There are great tools for that in both Scala and Haskell.

In Scala you can use var, which is easy.

In Haskell you can write your algorithm using ST and then use it as a pure function by means of runST. The type system guarantees that all such state is local to the invocation.


While it doesn't mention monad, for comprehensions are first-class support for them. Whether or not you can get over the use of the word. What else are you going to call F[_], bind, and point???


I guess you could just call F[_] a monoid in the category of endofunctors of F[_]...


actually without some concepts its pretty hard to not have boilerplate code. I mean OptionT and maybe OneAnd is pretty useful.


This is fantastic.
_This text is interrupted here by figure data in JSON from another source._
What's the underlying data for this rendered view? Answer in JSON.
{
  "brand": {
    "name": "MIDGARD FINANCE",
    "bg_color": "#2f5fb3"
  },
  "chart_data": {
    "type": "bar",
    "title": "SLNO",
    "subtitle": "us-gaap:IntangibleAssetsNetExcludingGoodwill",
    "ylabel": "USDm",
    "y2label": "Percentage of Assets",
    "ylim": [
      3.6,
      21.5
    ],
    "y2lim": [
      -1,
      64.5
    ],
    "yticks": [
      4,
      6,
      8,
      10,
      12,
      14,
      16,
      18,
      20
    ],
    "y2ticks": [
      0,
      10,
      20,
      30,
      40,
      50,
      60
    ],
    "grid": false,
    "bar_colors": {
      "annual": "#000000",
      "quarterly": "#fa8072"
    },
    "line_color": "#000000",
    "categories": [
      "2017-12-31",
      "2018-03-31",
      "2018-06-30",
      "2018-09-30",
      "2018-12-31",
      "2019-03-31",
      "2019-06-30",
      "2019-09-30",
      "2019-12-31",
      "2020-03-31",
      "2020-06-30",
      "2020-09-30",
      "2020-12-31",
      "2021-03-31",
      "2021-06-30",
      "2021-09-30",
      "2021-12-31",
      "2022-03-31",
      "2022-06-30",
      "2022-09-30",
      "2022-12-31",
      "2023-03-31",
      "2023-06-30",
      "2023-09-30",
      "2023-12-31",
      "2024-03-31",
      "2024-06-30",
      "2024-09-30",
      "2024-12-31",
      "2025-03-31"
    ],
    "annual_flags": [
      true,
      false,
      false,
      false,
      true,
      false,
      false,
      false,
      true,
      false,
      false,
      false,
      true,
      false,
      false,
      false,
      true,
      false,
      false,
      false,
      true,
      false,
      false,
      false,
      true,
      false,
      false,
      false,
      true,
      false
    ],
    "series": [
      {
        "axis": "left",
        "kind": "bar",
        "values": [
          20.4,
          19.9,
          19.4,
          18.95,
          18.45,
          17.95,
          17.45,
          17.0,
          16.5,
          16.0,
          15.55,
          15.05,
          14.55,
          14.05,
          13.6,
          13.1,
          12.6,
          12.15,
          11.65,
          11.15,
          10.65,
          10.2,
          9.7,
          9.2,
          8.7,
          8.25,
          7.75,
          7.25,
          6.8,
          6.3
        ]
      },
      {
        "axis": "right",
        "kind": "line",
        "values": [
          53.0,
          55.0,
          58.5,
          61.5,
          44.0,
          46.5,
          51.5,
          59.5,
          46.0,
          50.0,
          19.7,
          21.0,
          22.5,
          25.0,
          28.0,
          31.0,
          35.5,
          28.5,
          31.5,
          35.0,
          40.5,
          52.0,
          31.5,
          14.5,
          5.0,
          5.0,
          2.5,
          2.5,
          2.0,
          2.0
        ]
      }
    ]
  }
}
It's already fixing many of the issues I run into in my day-to-day Scala programming. I hope it serves as a good test-bed for features to make their way into the "official" compiler.


What are those issues?


Well, it's not the first time people try to steer Scala to a different direction. Paul Phillips for instance, after many complaints on the direction the language was going, forked Scala (but now his fork is largely abandoned). https://github.com/paulp/policy


Related discussion: Policy – A fork of the Scala compiler [0]

[0] https://news.ycombinator.com/item?id=8276565


Was he trying to fork the language or the compiler? I thought he wanted a better (by his metrics) compiler for the same language. Did I misunderstand his intent way-back-when this was a thing?


The compiler apparently.


Are future versions of cats going to require the typelevel scala?


No. I don't believe so. Think of Typelevel Scala as a tool to help people test out improvements to Scala as a whole, not as something that is going to deviate significantly from Lightbend Scala.